In this case, you decided beforehand what number you want to specify. This is equivalent to the magician deciding the first person would be told he has a 6, and rerolling until he got a 6. That may be what the OP intended, but he never explicitly says so.

19

Take it up with Omphaloskeptic. I was just running the experiment he suggested.

20

I was going to try to explain it in plain English, but I think Indistinguishable already did it better than I would have.

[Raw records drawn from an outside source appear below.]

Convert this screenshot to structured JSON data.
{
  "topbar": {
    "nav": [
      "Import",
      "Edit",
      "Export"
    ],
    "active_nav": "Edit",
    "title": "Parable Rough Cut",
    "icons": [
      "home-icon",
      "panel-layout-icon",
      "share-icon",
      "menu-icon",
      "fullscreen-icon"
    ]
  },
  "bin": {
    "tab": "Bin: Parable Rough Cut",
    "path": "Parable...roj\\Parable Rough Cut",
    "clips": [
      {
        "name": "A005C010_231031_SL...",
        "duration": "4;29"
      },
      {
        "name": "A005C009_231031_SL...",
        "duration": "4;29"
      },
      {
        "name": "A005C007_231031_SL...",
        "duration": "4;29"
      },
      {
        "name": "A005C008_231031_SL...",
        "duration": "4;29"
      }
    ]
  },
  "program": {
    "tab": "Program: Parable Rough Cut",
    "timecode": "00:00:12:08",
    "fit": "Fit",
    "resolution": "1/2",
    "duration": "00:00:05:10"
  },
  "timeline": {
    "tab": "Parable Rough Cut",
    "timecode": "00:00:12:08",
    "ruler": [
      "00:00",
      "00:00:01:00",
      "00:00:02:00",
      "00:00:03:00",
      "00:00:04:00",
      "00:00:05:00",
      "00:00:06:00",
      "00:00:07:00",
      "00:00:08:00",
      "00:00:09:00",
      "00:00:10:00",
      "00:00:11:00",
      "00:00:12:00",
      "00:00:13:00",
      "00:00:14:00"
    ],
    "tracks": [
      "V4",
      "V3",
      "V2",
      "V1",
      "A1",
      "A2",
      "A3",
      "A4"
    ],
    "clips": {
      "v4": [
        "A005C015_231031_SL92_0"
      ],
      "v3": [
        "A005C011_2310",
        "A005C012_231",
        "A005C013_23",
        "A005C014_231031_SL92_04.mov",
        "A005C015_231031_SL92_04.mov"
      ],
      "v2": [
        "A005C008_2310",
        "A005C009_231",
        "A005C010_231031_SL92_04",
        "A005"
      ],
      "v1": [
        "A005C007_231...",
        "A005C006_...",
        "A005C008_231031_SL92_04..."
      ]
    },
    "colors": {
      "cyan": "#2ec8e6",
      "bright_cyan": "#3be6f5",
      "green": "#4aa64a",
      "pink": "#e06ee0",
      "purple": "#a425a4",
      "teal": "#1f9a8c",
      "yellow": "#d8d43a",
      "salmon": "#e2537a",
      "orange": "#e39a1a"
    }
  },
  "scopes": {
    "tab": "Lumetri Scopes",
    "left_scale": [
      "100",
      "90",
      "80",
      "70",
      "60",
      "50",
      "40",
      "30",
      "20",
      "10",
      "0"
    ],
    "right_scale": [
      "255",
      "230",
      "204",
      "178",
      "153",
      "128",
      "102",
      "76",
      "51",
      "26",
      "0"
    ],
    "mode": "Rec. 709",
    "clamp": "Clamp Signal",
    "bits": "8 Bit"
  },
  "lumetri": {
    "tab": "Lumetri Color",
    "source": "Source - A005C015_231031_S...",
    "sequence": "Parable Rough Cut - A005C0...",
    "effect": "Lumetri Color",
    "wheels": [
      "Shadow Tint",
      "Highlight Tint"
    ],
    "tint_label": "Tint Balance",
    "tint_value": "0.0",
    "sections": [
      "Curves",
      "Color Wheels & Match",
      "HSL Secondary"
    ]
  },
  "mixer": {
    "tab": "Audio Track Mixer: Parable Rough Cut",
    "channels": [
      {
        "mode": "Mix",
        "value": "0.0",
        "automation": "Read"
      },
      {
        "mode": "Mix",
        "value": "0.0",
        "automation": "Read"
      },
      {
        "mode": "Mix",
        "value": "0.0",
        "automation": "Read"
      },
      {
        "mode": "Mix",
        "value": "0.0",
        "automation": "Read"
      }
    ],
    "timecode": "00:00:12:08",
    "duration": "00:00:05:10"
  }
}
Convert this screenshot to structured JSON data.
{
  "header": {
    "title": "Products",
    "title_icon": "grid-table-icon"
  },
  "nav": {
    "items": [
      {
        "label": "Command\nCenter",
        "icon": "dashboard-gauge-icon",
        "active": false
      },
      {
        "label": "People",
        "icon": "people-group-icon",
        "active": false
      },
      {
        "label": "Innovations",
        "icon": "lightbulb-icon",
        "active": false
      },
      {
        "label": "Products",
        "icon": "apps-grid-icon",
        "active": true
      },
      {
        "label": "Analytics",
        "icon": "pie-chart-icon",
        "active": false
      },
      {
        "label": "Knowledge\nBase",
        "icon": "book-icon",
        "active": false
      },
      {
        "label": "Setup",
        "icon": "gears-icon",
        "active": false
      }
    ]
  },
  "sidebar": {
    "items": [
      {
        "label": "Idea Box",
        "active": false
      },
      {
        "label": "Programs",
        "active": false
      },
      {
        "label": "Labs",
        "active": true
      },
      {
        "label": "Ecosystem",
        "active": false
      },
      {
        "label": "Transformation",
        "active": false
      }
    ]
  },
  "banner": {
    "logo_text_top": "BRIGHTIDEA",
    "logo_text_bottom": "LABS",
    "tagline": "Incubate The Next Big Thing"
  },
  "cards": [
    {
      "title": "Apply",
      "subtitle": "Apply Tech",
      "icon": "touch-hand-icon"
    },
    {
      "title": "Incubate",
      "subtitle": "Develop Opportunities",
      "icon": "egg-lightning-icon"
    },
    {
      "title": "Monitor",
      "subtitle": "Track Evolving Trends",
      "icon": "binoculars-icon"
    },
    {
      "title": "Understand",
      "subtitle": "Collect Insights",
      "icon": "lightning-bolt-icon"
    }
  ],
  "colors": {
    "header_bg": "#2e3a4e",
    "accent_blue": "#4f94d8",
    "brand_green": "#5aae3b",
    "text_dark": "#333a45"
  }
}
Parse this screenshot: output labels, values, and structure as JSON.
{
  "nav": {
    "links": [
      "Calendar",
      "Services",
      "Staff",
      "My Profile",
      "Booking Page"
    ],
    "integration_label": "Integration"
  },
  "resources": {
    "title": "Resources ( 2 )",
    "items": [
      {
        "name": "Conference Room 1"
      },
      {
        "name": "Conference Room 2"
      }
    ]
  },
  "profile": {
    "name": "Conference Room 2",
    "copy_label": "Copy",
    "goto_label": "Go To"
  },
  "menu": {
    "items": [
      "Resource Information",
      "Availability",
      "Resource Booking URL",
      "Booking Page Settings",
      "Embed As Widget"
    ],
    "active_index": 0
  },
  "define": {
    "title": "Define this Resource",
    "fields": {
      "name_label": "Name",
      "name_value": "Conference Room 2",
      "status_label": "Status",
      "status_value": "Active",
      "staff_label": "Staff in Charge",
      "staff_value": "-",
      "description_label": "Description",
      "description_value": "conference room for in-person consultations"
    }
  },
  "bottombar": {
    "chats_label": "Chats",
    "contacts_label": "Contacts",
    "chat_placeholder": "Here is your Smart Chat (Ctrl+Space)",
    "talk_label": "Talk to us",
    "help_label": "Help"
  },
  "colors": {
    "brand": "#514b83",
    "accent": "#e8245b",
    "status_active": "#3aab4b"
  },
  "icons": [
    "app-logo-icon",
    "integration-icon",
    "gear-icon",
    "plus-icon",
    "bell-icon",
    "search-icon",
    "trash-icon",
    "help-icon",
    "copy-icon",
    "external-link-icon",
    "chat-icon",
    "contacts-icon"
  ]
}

Part of the problem, here and with a lot of probability problems, is with the translation between fuzzy plain English and a well-defined probability space. A statement like “at least one of my children is a boy” is pretty unusual in plain English, so it wouldn’t be unreasonable to suspect a trick from the speaker or to wonder how this statement was chosen. In most word problems that statement is assumed to translate directly into the event-space restriction that you write out in your OP. But as Indistinguishable shows, there are a lot of reasonable ways to choose these statements that give different answers.

The events given in the OP, in which after each of six consecutive dice rolls the magician is apparently able to truthfully make a somewhat unlikely (probability 11/36 for each roll, with the interpretation above) statement about the dice, are indeed pretty improbable. I guess this is leading several people to suspect some sort of trickery on the magician’s part. It would be more plausible if the magician were allowed to re-roll until he saw his desired number, but of course that would remove the apparent symmetry with the seventh subject.